Why is this function consuming lots of memory for large inputs? (ie 100000000 choose 50000000) I can understand if it might be slow, but it shouldn't use more than constant memory, should it? (assuming GHC knows about tail-call optimization)

GHC version 7.8.3

modulus :: Int
modulus = 10007

choose :: Int -> Int -> Int
choose n1 k1
    | s1 > 0 = 0
    | otherwise = q1
  where
    (q1, s1) = doChoose n1 k1 (1, 0)
    doChoose :: Int -> Int -> (Int, Int) -> (Int, Int)
    doChoose _ 0 (qr, sr) = (qr, sr)
    doChoose n k (qr, sr) =
        doChoose (n `seq` (n-1)) (k-1) (qr `seq` (qn * qr `rem` modulus * inv qk `rem` modulus), sr `seq` (sn + sr - sk))
      where
        (qn, sn) = removePs n
        (qk, sk) = removePs k

removePs :: Int -> (Int, Int)
removePs n =
  case r of
    0 -> (q0, s0 + 1)
    _ -> (n, 0)
  where
    (q, r) = n `quotRem` modulus
    (q0, s0) = removePs q

inv :: Int -> Int
inv = doInv 0 1 modulus . (`mod` modulus)
  where
    doInv x _ 1 0
      | x < 0 = x + modulus
      | otherwise = x
    doInv _ _ _ 0 = error "Not relatively prime"
    doInv x y a b = doInv y (x - q * y) b r
      where
        (q, r) = a `quotRem` b

Answer 1

By the way, to simplify your expressions, you can write a helper function:

force x = x `seq` x

or use force (no pun intended) from the Deepseq package.

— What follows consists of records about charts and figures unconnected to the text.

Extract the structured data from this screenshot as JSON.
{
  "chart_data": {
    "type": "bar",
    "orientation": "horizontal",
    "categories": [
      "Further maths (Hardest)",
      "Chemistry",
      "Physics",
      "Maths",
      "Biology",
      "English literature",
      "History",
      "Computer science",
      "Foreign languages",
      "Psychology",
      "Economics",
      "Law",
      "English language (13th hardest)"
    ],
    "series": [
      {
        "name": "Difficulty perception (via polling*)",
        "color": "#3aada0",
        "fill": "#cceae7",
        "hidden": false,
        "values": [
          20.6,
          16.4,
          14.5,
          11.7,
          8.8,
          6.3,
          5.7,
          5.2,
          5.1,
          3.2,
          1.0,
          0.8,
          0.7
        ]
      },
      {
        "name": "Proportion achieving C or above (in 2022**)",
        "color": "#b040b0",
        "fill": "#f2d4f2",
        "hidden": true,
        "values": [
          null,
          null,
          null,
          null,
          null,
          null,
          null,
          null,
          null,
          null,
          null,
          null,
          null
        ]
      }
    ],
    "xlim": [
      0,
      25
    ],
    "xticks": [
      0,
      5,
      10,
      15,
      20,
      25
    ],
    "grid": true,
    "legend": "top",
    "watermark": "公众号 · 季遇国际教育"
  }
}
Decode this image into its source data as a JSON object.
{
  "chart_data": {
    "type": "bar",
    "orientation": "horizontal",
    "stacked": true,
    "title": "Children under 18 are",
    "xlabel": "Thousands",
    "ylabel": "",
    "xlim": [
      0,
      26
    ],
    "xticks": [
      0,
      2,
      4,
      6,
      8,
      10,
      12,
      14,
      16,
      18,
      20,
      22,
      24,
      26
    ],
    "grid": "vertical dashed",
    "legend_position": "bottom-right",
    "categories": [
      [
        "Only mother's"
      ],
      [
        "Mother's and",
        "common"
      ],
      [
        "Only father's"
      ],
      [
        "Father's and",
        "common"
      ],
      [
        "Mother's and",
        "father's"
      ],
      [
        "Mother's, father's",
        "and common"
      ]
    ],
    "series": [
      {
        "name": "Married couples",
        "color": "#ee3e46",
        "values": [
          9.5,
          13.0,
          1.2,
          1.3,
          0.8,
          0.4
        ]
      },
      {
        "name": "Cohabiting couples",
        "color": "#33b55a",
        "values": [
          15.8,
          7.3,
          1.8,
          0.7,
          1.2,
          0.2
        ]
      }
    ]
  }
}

Then

doChoose (force n - 1) (k - 1) (qn * force qr * etc.)

Answer 2

I was putting the seq in the wrong place.

It needs to be:

n `seq` qr `seq` sr `seq` doChoose (n-1) (k-1) (qn * qr `rem` modulus * inv qk `rem` modulus, sn + sr - sk)

Otherwise the call to seq isn't evaluated until reaching the base-case and a chain of thunks is still built up.

This isn't strictly tail-recursive, but rather it's "mutually" tail-recursive since seq ultimately returns its second argument without modifying it.